A Simple MCP Server Example

Here is the shape of a Kubernetes log query server I actually built after the namespace incident:

from kubernetes import client, config
from mcp.server.fastmcp import FastMCP

mcp = FastMCP("k8s-logs")
config.load_kube_config()
v1 = client.CoreV1Api()

@mcp.tool()
async def get_pod_logs(
    pod_name: str,
    namespace: str = "default",
    tail_lines: int = 100,
) -> str:
    """Get recent logs from a Kubernetes pod."""
    try:
        logs = v1.read_namespaced_pod_log(
            name=pod_name,
            namespace=namespace,
            tail_lines=tail_lines,
        )
        return logs
    except client.exceptions.ApiException as e:
        return f"Kubernetes API error: {e.status}: {e.reason}"

if __name__ == "__main__":
    mcp.run(transport="stdio")

This is read-only, scoped to logs, and fails cleanly. That is the baseline for any tool I would let an agent use. I run this on my homelab now. The agent can ask about logs but it cannot delete anything.

My Implementation Path

If I were starting from scratch today, I would do this:

Build one read-only MCP server for observability.
Connect it to an agent and ask natural language questions about infrastructure.
Add one reversible action with human approval.
Run that for a month and measure outcomes.
Only then consider expanding autonomy.

The temptation is to automate everything at once. The safe path is to prove one narrow capability at a time. I know because I tried the fast path first. It cost me a namespace and a Sunday.

What I Actually Run Now

On my homelab cluster, I run three MCP servers:

k8s-logs: Read-only log queries. The agent uses this daily.
k8s-metrics: Read-only Prometheus queries. The agent uses this for context.
k8s-safe-restart: Pod restart with a confirmation gate. The agent has used this twice in three months. Both times I approved it manually.

I do not run a write-capable MCP server yet. The gap between “read-only” and “can restart pods” is smaller than the gap between “can restart pods” and “can edit deployments.” I am taking my time crossing that second gap.

What I Learned About Prompts

The namespace incident was not just about tool scope. It was about prompt ambiguity.

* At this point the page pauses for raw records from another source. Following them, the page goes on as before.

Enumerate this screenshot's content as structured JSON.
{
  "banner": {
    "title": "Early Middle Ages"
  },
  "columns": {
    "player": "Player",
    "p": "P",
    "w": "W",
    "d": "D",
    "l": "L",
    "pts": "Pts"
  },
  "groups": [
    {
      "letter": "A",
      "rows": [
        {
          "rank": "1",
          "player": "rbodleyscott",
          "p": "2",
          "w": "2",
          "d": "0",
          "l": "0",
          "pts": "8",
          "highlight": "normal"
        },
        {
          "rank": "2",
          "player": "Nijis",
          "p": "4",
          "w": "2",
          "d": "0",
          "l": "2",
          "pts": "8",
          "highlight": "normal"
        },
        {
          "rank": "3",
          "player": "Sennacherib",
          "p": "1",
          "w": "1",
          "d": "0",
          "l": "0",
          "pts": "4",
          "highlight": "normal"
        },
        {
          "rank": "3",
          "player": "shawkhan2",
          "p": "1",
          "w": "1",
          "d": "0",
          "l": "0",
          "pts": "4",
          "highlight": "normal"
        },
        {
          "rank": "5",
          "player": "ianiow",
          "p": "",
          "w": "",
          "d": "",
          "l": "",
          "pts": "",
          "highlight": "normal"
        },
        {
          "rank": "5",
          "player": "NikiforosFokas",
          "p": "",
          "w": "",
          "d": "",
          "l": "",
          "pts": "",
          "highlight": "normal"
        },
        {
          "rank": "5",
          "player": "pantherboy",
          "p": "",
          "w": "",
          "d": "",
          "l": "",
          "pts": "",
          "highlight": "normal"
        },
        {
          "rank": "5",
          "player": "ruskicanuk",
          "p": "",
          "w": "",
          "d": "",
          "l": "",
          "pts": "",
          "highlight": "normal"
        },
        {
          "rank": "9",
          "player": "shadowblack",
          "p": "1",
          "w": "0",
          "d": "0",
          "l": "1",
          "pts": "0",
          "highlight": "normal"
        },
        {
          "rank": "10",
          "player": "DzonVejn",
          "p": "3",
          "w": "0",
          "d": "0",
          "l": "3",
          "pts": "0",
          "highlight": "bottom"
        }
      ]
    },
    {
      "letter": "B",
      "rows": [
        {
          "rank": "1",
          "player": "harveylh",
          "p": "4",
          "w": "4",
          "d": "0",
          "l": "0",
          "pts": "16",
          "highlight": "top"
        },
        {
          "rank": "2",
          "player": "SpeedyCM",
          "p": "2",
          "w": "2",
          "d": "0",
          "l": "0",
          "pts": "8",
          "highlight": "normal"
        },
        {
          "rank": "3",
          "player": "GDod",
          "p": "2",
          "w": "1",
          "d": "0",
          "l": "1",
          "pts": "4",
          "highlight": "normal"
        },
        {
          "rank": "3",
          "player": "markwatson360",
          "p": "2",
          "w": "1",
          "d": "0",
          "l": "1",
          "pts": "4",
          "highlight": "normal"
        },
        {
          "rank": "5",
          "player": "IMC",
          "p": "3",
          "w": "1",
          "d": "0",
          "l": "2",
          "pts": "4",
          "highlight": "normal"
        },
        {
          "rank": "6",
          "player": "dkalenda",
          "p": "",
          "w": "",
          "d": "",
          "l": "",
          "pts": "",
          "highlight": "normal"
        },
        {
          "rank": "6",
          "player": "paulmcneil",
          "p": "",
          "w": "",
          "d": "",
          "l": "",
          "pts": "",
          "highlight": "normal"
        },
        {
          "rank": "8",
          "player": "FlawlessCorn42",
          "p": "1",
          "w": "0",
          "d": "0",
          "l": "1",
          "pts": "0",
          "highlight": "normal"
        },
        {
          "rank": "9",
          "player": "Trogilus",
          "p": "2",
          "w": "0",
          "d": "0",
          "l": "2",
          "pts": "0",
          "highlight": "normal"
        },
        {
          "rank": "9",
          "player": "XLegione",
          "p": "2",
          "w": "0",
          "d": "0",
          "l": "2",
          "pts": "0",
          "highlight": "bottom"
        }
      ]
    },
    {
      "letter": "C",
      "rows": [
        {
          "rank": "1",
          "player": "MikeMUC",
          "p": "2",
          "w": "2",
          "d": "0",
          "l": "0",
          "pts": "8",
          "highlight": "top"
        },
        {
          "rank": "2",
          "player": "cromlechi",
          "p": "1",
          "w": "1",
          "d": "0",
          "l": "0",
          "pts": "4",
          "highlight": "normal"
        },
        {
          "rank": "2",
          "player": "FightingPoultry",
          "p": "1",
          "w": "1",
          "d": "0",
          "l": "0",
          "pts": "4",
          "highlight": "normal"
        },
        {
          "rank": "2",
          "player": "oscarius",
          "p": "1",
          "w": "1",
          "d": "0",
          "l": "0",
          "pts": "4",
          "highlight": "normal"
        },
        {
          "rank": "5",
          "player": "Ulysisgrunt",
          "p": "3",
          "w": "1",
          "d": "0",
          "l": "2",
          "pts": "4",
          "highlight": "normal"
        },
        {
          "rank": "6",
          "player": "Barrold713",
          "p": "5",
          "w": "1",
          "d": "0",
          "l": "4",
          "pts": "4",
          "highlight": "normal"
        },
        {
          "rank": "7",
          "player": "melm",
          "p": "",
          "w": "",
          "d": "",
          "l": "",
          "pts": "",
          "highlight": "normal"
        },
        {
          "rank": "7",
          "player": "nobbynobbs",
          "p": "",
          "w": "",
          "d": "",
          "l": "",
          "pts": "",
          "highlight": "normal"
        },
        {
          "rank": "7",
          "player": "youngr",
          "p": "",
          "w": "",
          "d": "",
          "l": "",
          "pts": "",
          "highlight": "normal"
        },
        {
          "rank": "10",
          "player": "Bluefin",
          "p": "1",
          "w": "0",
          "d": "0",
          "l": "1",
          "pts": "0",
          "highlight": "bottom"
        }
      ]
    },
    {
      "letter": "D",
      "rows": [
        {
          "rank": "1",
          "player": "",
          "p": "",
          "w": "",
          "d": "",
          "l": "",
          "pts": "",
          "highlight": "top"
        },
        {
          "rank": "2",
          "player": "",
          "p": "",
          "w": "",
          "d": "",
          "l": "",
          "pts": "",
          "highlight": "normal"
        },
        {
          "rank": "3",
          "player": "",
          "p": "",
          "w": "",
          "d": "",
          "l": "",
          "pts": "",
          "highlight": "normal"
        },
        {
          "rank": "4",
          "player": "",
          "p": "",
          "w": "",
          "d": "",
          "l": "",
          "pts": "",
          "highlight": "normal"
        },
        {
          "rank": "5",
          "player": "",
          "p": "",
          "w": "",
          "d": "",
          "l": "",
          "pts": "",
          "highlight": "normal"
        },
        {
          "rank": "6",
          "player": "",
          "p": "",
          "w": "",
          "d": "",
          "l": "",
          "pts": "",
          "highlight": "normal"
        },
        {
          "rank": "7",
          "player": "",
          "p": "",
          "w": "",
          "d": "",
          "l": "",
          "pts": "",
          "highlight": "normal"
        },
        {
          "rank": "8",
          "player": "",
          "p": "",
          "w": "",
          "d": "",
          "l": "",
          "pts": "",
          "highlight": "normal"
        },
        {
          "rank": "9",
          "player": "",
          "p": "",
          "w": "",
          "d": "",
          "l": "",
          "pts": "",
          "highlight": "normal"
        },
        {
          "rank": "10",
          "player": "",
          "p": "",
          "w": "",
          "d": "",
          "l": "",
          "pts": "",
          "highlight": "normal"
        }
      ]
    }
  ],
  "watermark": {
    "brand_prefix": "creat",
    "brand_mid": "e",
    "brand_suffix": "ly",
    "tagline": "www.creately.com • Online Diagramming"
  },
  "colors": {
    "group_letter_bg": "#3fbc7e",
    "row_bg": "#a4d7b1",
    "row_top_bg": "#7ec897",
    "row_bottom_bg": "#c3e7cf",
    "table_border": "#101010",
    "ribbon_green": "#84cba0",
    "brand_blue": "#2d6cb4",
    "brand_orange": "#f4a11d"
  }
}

I said “clean up the old monitoring namespace” and the agent picked the wrong one because I had two monitoring-related namespaces and did not specify which.

Now I write prompts like this:

Cluster: homelab-k3s
Namespace: production-apps
Task: Check logs for the pod named api-gateway-7d9f4b2c1-x5k9p
Constraints: Read-only. Do not restart, delete, or modify anything.

The constraints line is non-negotiable. Even with MCP servers, I add it because the agent might suggest something outside the tool scope and I want to be explicit.

Conclusion

Agentic DevOps is not about removing humans. It is about giving humans better tools. MCP servers make that possible by defining clear boundaries between what an agent can see, what it can do, and what needs human judgment.

Start small, read-only, supervised. Increase autonomy only after the agent proves it deserves it. I learned this the hard way so you do not have to.

The namespace I lost was not production. It was my homelab monitoring stack. I rebuilt it in a few hours. If it had been production customer data, I would be writing a very different post.